The terminals were connected (via individual switches) to both a PDP-11 and a Foonly F2 computers. The room also had a beautiful thermal printer, a beautiful Tektronix vectorial graphics output terminal, and some other stuff. The main user for my father was to typeset some books; he had recently (1979) published Integral Transforms in Science and Engineering (that must be my first mention in scientific literature), and I remember he was working on the proceedings of a conference he held in Oaxtepec (the account he used in the system was oax, not his usual kbw, which he lent me). He was also working on Manual de Lenguaje y Tipografía Científica en Castellano, where you can see some examples of TeX; due to a hardware crash, the book has the rare privilege of being a direct copy of the output of the thermal printer: It was not possible to produce a higher resolution copy for several years… But it is fun and interesting to see what we were able to produce with in-house tools back in 1985!

So, what could he teach me so I could use the computers while he worked? TeX, of course. No, no LaTeX (that was published in 1984). LaTeX is a set of macros developed initially by Leslie Lamport, used to make TeX easier; TeX was developed by Donald Knuth, and if I have this information correct, it was Knuth himself who installed and demonstrated TeX in the Foonly computer, during a visit to UNAM.

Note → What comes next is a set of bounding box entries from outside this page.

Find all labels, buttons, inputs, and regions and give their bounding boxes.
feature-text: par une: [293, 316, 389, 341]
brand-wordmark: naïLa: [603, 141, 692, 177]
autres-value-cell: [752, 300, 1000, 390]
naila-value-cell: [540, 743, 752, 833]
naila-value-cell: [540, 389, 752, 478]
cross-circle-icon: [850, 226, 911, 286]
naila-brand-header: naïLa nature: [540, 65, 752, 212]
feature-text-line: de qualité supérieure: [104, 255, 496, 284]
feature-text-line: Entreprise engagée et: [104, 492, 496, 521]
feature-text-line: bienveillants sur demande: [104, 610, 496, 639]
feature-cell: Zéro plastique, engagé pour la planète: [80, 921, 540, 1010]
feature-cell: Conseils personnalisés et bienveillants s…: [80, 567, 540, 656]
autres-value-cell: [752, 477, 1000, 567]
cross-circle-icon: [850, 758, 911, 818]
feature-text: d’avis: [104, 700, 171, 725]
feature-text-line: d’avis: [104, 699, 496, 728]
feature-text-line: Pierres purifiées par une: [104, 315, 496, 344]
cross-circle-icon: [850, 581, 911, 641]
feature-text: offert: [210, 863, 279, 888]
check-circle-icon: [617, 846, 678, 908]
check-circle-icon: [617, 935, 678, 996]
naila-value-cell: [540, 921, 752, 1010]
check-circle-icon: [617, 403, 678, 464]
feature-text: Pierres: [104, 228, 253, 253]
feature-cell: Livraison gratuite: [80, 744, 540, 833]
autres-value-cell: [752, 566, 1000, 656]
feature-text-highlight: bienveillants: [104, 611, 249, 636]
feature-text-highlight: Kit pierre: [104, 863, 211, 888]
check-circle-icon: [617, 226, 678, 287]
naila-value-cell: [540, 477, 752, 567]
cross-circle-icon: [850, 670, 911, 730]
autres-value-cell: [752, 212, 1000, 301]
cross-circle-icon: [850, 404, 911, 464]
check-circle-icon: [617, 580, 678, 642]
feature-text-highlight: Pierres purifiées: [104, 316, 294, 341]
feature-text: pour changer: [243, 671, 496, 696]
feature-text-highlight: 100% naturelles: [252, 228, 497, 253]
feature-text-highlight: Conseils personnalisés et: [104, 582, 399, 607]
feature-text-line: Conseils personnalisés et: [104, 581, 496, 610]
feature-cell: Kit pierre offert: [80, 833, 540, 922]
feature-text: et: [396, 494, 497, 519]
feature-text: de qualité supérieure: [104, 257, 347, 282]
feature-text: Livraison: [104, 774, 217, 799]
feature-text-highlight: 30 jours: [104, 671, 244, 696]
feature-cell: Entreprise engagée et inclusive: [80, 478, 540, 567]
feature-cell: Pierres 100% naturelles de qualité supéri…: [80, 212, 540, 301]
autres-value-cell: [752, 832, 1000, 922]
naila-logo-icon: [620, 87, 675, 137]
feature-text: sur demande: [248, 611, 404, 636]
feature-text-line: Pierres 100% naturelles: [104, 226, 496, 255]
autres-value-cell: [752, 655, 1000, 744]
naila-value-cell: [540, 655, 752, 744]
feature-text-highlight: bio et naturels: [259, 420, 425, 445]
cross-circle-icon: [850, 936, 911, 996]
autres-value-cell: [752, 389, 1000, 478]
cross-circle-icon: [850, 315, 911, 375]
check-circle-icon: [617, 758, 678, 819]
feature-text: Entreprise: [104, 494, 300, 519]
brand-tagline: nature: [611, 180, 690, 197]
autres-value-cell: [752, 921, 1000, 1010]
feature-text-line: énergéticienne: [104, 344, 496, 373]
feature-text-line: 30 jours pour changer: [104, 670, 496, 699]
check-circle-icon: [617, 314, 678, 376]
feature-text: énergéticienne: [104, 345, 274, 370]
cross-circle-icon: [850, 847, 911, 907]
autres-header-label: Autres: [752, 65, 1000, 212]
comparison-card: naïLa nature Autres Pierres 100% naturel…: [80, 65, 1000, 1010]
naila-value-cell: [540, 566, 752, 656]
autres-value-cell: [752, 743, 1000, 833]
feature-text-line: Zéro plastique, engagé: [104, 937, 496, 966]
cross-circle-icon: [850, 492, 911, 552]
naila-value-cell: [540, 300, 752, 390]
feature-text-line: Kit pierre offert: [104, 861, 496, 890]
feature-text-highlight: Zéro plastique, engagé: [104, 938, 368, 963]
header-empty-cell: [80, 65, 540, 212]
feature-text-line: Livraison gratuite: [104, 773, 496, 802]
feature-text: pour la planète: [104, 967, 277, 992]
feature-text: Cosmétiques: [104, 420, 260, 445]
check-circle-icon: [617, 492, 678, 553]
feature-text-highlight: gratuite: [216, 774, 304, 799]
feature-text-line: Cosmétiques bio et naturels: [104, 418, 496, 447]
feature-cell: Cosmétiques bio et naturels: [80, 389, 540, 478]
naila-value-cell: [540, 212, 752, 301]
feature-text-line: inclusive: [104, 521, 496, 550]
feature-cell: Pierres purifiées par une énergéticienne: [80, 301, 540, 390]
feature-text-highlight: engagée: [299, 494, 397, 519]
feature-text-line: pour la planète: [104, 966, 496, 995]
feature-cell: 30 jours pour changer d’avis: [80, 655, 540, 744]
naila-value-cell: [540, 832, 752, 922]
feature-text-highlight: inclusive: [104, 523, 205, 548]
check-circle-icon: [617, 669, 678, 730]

Now, after 39 years hammering at Emacs buffers… Have I grown extra fingers? Nope. I cannot even write decent elisp code, and can barely read it. I do use org-mode (a lot!) and love it; I have written basically five books, many articles and lots of presentations and minor documents with it. But I don’t read my mail or handle my git from Emacs. I could say, I’m a relatively newbie after almost four decades.

Four decades

When we got a PC in 1986, my father got the people at the Institute to get him memacs (micro-emacs). There was probably a ten year period I barely used any emacs, but always recognized it. My fingers hve memorized a dozen or so movement commands, and a similar number of file management commands.

And yes, Emacs and TeX are still the main tools I use day to day.